First Impressions of the Viking Sky
Viking’s ocean ships carry nearly five times more passengers than the river longship counterparts that we’ve become accustomed to. Our ship only had between 500 and 600 passengers so it never seemed crowded as you can see from the pictures below. The Scandinavian decor felt familiar after all our trips on Viking’s longships and it took no time at all to feel right at home in our cabin.
With the large ocean-going ships, there is much more variety for food and drink than on the river longships. There are multiple seatings for meals with more venues. We usually had breakfast and lunch at the World Cafe, the Pool Grill, or on the Aquavit Terrace, with dinner at The Restaurant. We did enjoy the tasting menus at the Chef’s Table twice, but never made it to Manfredi’s, Viking’s Italian restaurant, or to Mamsen’s, the Scandinavian deli. We usually headed up to the forward-facing two-level Explorer’s Lounge for drinks. Here are some examples of the food and drink that we enjoyed:
On a river longship, entertainment is usually limited to a piano player/singer in the lounge, except when local performers are brought on-board. We went to one or two performances in the theater, with song-and-dance style shows that weren’t really our thing. We did enjoy the live band in the Torshavn bar once, but we repeatedly went back to the Explorer’s Lounge to hear Paulo, our ship’s resident singer/guitarist.
What we missed…
As you can see from Viking’s map of this cruise’s itinerary below, the only planned overnight stays in port on this trip was in Reykjavik. Most cruising was done overnight. Frequent ocean cruise travelers know that there’s always a chance that ports can be missed, usually due to weather conditions. Some ports are more susceptible to this happening than others. Most of the port stops for us were deep inside fjords, well-protected from wind and waves. Unfortunately, the final planned stop at Heimaey was not and, due to heavy seas, for at least the second week in a row the Viking Sky did not venture into this port and we missed out. Instead, we had a long sea day as we pushed ahead to Reykjavik where we docked about a half day earlier than originally planned.

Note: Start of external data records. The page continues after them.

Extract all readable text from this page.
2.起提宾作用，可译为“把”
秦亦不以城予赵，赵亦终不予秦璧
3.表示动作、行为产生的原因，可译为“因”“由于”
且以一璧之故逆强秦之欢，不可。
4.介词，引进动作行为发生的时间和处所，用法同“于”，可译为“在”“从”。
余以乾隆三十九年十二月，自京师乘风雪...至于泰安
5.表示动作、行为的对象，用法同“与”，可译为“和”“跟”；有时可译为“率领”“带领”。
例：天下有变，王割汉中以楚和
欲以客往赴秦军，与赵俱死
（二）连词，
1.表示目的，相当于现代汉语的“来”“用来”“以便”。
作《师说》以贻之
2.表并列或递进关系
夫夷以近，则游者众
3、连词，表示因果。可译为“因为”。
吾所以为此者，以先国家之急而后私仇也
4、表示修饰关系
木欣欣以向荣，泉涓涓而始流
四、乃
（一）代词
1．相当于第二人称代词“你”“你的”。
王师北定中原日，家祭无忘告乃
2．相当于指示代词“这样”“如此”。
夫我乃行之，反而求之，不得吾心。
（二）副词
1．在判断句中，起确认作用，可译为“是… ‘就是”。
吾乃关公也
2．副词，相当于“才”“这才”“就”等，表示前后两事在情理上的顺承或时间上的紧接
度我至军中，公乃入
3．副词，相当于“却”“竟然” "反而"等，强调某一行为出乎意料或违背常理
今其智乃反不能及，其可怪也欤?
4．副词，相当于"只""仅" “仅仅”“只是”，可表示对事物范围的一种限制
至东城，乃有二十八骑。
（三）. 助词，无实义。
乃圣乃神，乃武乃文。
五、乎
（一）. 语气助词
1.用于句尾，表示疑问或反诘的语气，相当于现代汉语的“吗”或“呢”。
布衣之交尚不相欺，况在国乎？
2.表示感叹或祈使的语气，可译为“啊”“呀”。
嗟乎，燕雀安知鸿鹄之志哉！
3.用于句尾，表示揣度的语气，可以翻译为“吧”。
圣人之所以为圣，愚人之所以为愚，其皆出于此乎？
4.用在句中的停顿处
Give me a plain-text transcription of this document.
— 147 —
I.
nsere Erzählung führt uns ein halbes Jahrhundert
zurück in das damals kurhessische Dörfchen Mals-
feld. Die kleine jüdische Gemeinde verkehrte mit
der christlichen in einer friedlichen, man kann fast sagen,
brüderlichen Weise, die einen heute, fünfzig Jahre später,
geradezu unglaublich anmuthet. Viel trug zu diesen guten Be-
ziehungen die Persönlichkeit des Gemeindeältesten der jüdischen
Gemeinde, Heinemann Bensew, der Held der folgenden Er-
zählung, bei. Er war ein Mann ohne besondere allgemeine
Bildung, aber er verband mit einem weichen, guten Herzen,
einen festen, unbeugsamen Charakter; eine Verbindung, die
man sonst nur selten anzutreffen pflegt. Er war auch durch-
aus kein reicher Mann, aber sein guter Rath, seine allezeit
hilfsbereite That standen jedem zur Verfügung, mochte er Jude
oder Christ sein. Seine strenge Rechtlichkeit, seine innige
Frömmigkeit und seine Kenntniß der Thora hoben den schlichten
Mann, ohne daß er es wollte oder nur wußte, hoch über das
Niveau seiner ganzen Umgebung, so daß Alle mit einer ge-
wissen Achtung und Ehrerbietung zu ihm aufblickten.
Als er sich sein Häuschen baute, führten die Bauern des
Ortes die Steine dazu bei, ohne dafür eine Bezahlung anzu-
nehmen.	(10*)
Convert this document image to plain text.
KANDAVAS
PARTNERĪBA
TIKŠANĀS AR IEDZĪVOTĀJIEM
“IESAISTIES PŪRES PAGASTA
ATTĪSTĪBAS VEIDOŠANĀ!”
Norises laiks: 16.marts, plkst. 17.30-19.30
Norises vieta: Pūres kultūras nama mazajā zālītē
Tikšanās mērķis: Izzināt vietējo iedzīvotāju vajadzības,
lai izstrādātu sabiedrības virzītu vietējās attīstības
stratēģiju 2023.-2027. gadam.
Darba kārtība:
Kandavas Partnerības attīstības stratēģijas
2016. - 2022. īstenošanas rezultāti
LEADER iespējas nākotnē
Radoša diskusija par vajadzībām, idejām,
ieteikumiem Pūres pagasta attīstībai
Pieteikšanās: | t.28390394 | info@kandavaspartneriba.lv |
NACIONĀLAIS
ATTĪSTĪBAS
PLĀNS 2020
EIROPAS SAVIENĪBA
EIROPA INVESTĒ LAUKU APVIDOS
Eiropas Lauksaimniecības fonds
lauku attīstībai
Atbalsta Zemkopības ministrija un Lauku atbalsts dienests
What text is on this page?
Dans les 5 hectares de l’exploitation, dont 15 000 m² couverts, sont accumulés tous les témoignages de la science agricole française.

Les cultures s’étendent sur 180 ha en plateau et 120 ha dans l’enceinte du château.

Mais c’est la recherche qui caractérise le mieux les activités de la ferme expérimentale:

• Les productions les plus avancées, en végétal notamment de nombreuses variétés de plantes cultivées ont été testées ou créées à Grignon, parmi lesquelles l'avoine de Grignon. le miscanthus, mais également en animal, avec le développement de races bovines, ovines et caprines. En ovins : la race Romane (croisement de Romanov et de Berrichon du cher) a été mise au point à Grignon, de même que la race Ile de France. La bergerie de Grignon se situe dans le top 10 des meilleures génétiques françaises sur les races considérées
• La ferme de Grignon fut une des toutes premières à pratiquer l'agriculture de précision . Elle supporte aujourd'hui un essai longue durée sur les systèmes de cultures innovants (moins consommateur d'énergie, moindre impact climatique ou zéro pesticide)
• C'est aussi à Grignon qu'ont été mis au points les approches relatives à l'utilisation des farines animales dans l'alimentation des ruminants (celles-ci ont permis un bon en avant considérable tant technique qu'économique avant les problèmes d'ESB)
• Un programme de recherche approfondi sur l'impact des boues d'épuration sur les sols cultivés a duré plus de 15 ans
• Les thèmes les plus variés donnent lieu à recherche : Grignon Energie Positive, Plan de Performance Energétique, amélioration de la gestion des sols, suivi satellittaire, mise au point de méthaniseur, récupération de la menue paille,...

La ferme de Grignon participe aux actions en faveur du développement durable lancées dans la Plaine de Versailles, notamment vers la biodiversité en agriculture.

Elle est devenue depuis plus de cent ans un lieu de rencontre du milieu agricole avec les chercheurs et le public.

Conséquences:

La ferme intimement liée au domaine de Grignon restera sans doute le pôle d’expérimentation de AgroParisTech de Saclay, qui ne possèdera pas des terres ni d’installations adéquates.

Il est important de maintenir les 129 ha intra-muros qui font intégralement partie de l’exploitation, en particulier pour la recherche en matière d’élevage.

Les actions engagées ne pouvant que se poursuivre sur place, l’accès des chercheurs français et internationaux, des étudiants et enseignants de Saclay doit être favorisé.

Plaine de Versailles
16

With the extra night in port near Reykjavik, you might be surprised to learn that we never actually set foot in the city, or even had a bus tour. We had three chances and went zero for three. First, when we were at the opera house upon arrival we were set to take a guided walk from there into the city but the skies just opened up and poured. We had rain gear with us, but it was packed in our suitcases that were already on their way to the ship. We then missed an announcement later that day that buses were going into the city. (The port where the ship was docked is more than convenient walking distance from the city center.) Finally, we thought we were all set with a reservation we had to go into the city on our last evening but, alas, we lingered way too long over our dinner that evening and missed the bus. We have to be one of the few week-long visitors to Iceland who never actually went into Reykjavik. That’s okay, though, because the rest of our visit was great.
We weren’t the only passengers who enjoyed this itinerary. On our first evening during the event for Viking’s Explorer’s Society (i.e., any passenger who had previously cruised with Viking), our cruise director introduced a fellow passenger who had booked his first cruise on Viking Sky two weeks previously. When that cruise ended, he decided to stay on for another trip around Iceland. And we met him on what was his third go-round. But he wasn’t done – he had already booked the ship’s next trip, a repositioning cruise from Iceland to Barcelona. Who knows – maybe he stayed on to see more of the Mediterranean, too!